In patients with vocal fold nodules, the voice is hoarse, rough, muffled, and decreases in intensity during phonation due to air leakage.

Generally, vocal nodules are more common in men in children and in young women in adults. The reason why it is observed more frequently in adult women; In females, the vibrating part of the vocal folds is shorter in length and the impact stress is higher at the midpoint of the membranous part. In addition, the frequency of vocal nodules is higher in people who speak a lot in society and perform their profession with their voice, such as teachers, lawyers, sound artists, actors, call center workers, compared to other occupational groups.
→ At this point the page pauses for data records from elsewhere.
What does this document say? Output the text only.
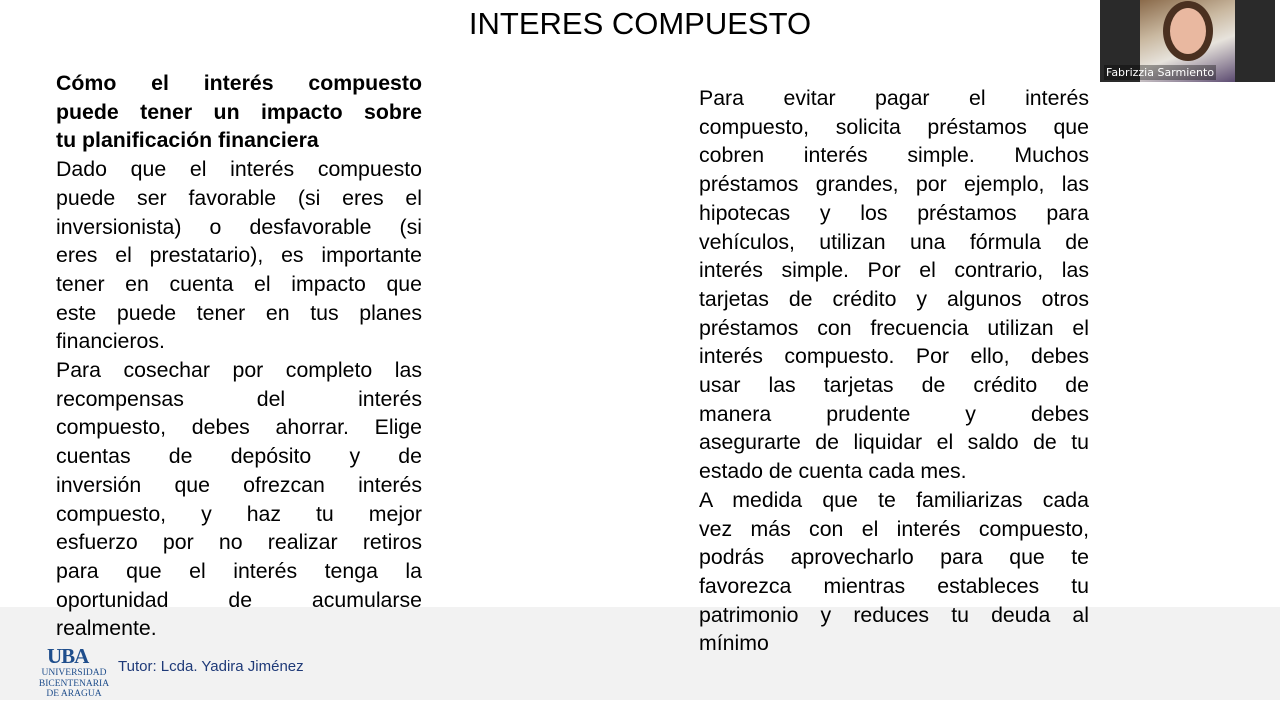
INTERES COMPUESTO
Cómo el interés compuesto
puede tener un impacto sobre
tu planificación financiera
Dado que el interés compuesto
puede ser favorable (si eres el
inversionista) o desfavorable (si
eres el prestatario), es importante
tener en cuenta el impacto que
este puede tener en tus planes
financieros.
Para cosechar por completo las
recompensas del interés
compuesto, debes ahorrar. Elige
cuentas de depósito y de
inversión que ofrezcan interés
compuesto, y haz tu mejor
esfuerzo por no realizar retiros
para que el interés tenga la
oportunidad de acumularse
realmente.
Para evitar pagar el interés
compuesto, solicita préstamos que
cobren interés simple. Muchos
préstamos grandes, por ejemplo, las
hipotecas y los préstamos para
vehículos, utilizan una fórmula de
interés simple. Por el contrario, las
tarjetas de crédito y algunos otros
préstamos con frecuencia utilizan el
interés compuesto. Por ello, debes
usar las tarjetas de crédito de
manera prudente y debes
asegurarte de liquidar el saldo de tu
estado de cuenta cada mes.
A medida que te familiarizas cada
vez más con el interés compuesto,
podrás aprovecharlo para que te
favorezca mientras estableces tu
patrimonio y reduces tu deuda al
mínimo
UBA
UNIVERSIDAD
BICENTENARIA
DE ARAGUA
Tutor: Lcda. Yadira Jiménez
Fabrizzia Sarmiento
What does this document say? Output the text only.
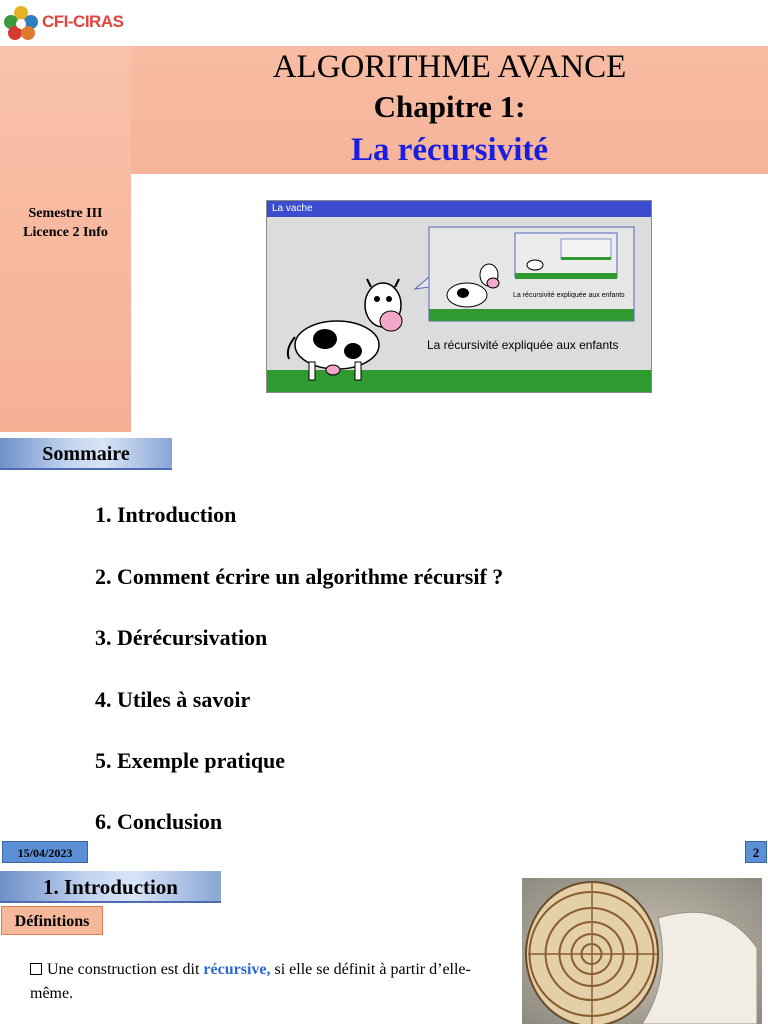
CFI-CIRAS
ALGORITHME AVANCE
Chapitre 1:
La récursivité
Semestre III
Licence 2 Info
La vache
La récursivité expliquée aux enfants
La récursivité expliquée aux enfants
Sommaire
1. Introduction
2. Comment écrire un algorithme récursif ?
3. Dérécursivation
4. Utiles à savoir
5. Exemple pratique
6. Conclusion
15/04/2023	2
1. Introduction
Définitions
Une construction est dit récursive, si elle se définit à partir d’elle-même.
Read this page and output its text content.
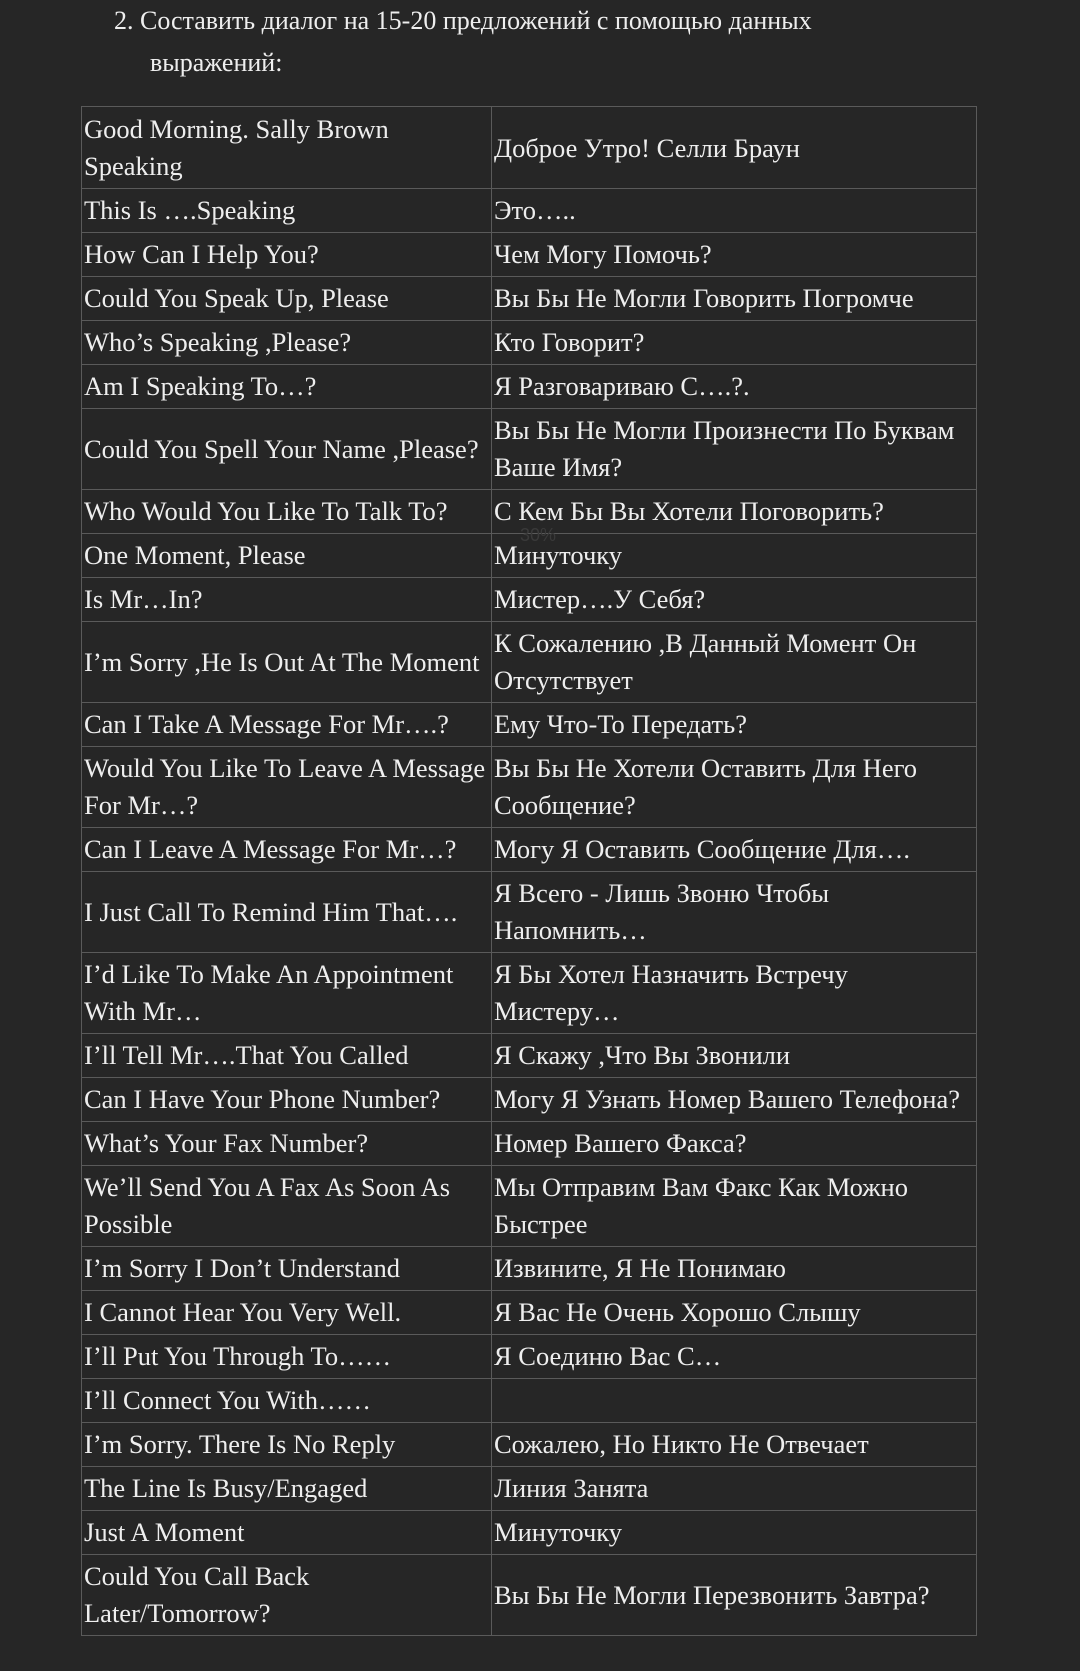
2. Составить диалог на 15-20 предложений с помощью данных
выражений:
Good Morning. Sally Brown Speaking	Доброе Утро! Селли Браун
This Is ….Speaking	Это…..
How Can I Help You?	Чем Могу Помочь?
Could You Speak Up, Please	Вы Бы Не Могли Говорить Погромче
Who’s Speaking ,Please?	Кто Говорит?
Am I Speaking To…?	Я Разговариваю С….?.
Could You Spell Your Name ,Please?	Вы Бы Не Могли Произнести По Буквам Ваше Имя?
Who Would You Like To Talk To?	С Кем Бы Вы Хотели Поговорить?
One Moment, Please	Минуточку
Is Mr…In?	Мистер….У Себя?
I’m Sorry ,He Is Out At The Moment	К Сожалению ,В Данный Момент Он Отсутствует
Can I Take A Message For Mr….?	Ему Что-То Передать?
Would You Like To Leave A Message For Mr…?	Вы Бы Не Хотели Оставить Для Него Сообщение?
Can I Leave A Message For Mr…?	Могу Я Оставить Сообщение Для….
I Just Call To Remind Him That….	Я Всего - Лишь Звоню Чтобы Напомнить…
I’d Like To Make An Appointment With Mr…	Я Бы Хотел Назначить Встречу Мистеру…
I’ll Tell Mr….That You Called	Я Скажу ,Что Вы Звонили
Can I Have Your Phone Number?	Могу Я Узнать Номер Вашего Телефона?
What’s Your Fax Number?	Номер Вашего Факса?
We’ll Send You A Fax As Soon As Possible	Мы Отправим Вам Факс Как Можно Быстрее
I’m Sorry I Don’t Understand	Извините, Я Не Понимаю
I Cannot Hear You Very Well.	Я Вас Не Очень Хорошо Слышу
I’ll Put You Through To……	Я Соединю Вас С…
I’ll Connect You With……	
I’m Sorry. There Is No Reply	Сожалею, Но Никто Не Отвечает
The Line Is Busy/Engaged	Линия Занята
Just A Moment	Минуточку
Could You Call Back Later/Tomorrow?	Вы Бы Не Могли Перезвонить Завтра?
30%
The size of the nodules can be observed to varying degrees from the size of a pinhead to the size of a pea. The nodules are pinkish in color, small and edematous in the early period. Chronic nodules are typically white in color. However, the flexibility of the vocal folds (vocal cords) has decreased and the amplitude of the voice has decreased.

There are many studies in the literature examining the factors that may cause the formation of vocal fold nodules.

Although incorrect or excessive use of voice is generally accepted as the main cause of nodule formation, behaviors such as chronic coughing or excessive throat clearing are also effective in nodule formation. After nodule formation, the continuation of inappropriate vocal behavior may exacerbate the situation. For example, if the closure between the vocal folds is not complete during phonation, closure of the ventricular vocal folds (false vocal cords) or sphincteric contraction may be a significant attempt to compensate for the glottic opening, resulting in excessive airflow.

Apart from all these, it has been reported in many studies in the literature that other factors such as insufficient hydration, laryngopharyngeal reflux, smoking and stress may also be effective in the formation of nodules.

In line with all these factors; Vocal nodules can be treated by providing voice hygiene, acquiring appropriate habits and voice therapy.